Investigators are now saying at least nine people are dead in Friday’s accident at the Reno Air Races. The National Transportation Safety Board is beginning its investigation into what caused a vintage airplane to plunge out of control, killing the 74-year-old pilot as well as spectators and injuring nearly 70 others.

Mark Rosekind of the NTSB says the agency is focusing on securing the accident site.  Rosekind also says it is unlikely there was any kind of recording device on the World War Two-era plane that would help investigators determine what caused the plane to crash.  He said it could take as long as nine months to complete their investigation.

Reno hospitals say they were prepared for twice as many casualties as they handed in Friday’s deadly air race crash. Renown Regional Medical Center spokeswoman Kathy Carter says they had up to 198 beds available for incoming patients.

Regional Emergency Medical Service Authority director Ken Romero says his organization had a medical clinic on site as well as four ambulances, two of which were crash units. One of the crash units was in the pit area, 200 yards away from the impact zone.

He said they were able to start triage and treatment, “within seconds.”  About 20 EMS ambulances were on duty, but another 20 arrived within 15 minutes of the crash.

The pilot, Jimmy Leeward, of Ocala, Fla., was a veteran airman and movie stunt pilot who named his P-51 Mustang fighter plane “The Galloping Ghost.”    Investigators say they are examining the site, gathering information and are encouraged by the large number of photos and videos available to them.

They have not speculated on a cause but organizers point to a possible mechanical failure. Pictures and video appear to show a piece of the plane coming off before it crashed.

As of Saturday, 40 of the 69 people injured enough to be treated at hospitals had been discharged. The conditions of those still held: eight are critical; nine, serious; 10 fair; two good.
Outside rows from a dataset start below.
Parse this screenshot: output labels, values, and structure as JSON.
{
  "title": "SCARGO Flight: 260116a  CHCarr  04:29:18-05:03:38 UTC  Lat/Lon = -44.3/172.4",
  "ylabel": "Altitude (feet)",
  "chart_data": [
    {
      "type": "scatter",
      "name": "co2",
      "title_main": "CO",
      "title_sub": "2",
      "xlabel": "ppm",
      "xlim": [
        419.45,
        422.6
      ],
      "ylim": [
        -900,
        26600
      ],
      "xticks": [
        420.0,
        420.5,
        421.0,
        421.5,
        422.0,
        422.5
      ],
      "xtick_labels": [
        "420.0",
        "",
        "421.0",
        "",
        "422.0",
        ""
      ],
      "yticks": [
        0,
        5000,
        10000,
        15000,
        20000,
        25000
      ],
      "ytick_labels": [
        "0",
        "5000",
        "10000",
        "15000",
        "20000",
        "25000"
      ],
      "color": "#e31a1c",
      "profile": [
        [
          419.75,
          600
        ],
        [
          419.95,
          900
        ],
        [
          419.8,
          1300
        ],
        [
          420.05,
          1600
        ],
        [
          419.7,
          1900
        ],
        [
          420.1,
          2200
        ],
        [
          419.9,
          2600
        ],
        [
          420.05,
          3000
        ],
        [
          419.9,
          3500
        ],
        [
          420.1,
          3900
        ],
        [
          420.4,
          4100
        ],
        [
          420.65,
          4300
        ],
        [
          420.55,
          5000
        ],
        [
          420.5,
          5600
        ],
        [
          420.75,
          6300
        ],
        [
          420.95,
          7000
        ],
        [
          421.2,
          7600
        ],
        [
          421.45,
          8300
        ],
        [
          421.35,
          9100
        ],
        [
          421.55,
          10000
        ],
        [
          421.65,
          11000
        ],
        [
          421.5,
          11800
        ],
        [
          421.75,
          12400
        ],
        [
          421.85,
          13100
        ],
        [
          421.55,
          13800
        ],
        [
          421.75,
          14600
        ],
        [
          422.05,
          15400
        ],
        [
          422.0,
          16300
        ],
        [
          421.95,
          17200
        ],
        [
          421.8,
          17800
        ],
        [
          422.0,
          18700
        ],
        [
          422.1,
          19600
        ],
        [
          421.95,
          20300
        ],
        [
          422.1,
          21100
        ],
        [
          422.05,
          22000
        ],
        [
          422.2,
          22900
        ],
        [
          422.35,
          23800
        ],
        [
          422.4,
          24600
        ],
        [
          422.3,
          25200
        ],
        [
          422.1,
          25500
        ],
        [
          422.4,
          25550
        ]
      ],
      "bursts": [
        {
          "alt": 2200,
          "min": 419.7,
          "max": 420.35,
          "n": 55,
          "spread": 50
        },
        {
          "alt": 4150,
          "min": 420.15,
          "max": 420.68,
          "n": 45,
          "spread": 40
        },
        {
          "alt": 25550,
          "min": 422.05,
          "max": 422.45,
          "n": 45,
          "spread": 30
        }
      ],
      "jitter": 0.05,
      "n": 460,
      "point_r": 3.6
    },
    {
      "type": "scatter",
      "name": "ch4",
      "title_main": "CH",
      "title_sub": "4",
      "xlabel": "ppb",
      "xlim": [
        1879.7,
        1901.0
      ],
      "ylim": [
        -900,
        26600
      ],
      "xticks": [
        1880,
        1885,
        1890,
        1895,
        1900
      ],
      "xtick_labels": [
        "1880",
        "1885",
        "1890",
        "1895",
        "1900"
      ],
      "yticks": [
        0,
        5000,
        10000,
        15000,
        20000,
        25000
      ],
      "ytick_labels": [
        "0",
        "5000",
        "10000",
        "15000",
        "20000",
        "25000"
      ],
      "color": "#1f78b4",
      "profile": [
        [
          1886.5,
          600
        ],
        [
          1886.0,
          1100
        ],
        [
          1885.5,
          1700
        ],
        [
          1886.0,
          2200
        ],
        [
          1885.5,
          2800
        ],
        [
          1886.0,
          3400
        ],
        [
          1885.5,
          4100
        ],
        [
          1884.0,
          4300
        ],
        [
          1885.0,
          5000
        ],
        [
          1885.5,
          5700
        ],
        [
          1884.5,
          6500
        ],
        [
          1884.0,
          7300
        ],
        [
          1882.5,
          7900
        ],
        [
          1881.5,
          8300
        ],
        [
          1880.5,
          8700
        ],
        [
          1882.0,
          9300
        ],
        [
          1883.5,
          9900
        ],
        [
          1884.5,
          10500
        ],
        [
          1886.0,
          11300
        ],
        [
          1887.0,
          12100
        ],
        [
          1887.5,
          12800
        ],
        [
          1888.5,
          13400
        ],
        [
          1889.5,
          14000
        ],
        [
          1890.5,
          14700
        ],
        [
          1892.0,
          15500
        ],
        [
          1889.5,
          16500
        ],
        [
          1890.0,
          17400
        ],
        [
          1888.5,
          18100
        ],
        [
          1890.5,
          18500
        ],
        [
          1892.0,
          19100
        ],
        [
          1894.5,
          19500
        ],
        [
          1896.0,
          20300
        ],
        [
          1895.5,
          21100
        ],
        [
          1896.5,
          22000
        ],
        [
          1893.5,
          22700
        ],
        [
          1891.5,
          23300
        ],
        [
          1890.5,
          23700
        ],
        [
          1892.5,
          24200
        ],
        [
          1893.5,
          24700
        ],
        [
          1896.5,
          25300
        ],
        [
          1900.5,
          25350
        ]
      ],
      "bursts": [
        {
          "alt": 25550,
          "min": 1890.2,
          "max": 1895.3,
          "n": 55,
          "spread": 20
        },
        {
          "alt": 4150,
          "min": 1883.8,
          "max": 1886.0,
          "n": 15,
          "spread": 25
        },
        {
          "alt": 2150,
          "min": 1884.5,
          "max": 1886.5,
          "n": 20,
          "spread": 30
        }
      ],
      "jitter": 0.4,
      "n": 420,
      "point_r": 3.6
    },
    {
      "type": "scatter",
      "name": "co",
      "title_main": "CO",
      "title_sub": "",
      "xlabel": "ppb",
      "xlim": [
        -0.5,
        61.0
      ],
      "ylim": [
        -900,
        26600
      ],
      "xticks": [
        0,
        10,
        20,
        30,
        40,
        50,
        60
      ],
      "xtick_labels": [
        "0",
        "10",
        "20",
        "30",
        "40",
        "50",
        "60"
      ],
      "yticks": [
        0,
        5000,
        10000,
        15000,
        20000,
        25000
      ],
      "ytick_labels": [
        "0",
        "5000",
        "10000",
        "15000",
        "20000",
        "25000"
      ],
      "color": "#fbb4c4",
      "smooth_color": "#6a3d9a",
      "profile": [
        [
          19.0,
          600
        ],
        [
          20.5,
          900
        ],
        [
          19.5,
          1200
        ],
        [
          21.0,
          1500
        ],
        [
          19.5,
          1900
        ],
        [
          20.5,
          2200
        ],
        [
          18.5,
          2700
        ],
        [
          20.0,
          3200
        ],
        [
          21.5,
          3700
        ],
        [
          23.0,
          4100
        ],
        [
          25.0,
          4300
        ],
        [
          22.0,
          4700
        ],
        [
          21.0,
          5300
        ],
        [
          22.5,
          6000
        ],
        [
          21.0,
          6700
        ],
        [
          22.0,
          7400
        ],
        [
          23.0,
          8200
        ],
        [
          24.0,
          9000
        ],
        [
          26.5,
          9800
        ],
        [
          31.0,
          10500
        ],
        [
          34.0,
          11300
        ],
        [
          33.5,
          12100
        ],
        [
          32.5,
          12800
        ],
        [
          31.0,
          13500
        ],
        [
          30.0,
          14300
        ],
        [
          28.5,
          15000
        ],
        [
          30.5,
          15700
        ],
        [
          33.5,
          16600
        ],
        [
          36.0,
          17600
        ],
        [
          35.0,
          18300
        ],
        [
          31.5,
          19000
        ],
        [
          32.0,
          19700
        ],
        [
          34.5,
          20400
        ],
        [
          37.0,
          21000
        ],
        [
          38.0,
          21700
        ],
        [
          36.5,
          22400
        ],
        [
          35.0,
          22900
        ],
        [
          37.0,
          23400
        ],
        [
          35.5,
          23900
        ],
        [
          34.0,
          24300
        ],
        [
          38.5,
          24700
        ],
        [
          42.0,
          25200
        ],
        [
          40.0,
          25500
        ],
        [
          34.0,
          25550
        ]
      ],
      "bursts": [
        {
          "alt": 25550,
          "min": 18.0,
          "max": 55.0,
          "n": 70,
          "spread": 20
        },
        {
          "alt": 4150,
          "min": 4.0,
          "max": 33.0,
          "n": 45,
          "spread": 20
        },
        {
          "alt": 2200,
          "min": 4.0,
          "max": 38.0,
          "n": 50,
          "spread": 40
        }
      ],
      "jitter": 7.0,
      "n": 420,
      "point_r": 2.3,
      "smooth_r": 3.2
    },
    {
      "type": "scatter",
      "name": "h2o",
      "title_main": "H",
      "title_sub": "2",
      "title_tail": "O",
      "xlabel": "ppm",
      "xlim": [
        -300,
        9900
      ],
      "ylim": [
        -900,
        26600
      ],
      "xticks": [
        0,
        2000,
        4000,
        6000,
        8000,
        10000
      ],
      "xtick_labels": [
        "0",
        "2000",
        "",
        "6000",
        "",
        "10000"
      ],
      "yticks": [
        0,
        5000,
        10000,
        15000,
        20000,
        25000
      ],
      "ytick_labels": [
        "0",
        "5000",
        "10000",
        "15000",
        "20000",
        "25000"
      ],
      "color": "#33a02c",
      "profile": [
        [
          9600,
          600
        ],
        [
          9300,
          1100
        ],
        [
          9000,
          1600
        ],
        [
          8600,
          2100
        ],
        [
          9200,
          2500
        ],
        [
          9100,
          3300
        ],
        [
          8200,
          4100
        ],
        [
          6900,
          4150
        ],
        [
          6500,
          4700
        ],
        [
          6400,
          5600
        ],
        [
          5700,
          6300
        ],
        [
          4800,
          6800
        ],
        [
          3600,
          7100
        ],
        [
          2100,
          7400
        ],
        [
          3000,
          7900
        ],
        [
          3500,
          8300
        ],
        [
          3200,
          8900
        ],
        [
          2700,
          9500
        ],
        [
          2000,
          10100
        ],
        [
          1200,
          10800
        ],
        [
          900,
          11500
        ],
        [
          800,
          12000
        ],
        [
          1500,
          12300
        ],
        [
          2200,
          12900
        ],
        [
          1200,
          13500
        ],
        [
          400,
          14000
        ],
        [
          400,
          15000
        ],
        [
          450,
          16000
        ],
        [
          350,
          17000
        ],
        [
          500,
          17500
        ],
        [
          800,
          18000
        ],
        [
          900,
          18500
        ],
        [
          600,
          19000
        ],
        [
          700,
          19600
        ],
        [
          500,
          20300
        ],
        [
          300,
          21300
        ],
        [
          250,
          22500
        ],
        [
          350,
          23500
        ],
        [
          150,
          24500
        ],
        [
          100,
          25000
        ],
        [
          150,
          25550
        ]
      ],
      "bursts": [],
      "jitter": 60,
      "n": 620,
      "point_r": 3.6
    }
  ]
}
At least two of the injured are children.

So far 47-year-old Greg Morcom of Washington state and 22-year-old Michael Wogan of Phoenix, Arizona have been identified as one of the eight spectators killed in the crash. Meanwhile, Wogan’s father, Bill, lost his  right eye, some fingers on his right hand, suffered over 100 fractures to his face and remains in critical condition.

Twenty-two people have now been killed in crashes since Reno’s National Championship Air Races started in 1964. Nineteen pilots died in accidents before Friday’s crash that killed the pilot of a P-51 Mustang and two spectators — the first time onlookers were killed or seriously injured.

At least two previous accidents involved P-51s. In 1999, a Mustang disintegrated during a race, scattering debris and damaging a house. In 1994, one of the planes crashed next to a runway after engine failure sprayed the windshield with oil.

Organizers softened two of the curves pilots negotiate after crashes into nearby neighborhoods in 1998 and the one in 1999. In 2007 and 2008, four pilots were killed at the races, prompting local school officials to consider barring student field trips to the event.

Last month, a pilot was killed at a weekend air show in Kansas City, Missouri and a wing-walker plunged about 200 feet to his death at a show near Detroit.  Hours after the Reno accident, another World War Two-era plane crashed at an air show in Martinsburg, West Virginia killing the pilot.

Sadness hangs heavy in the heart and in the sky.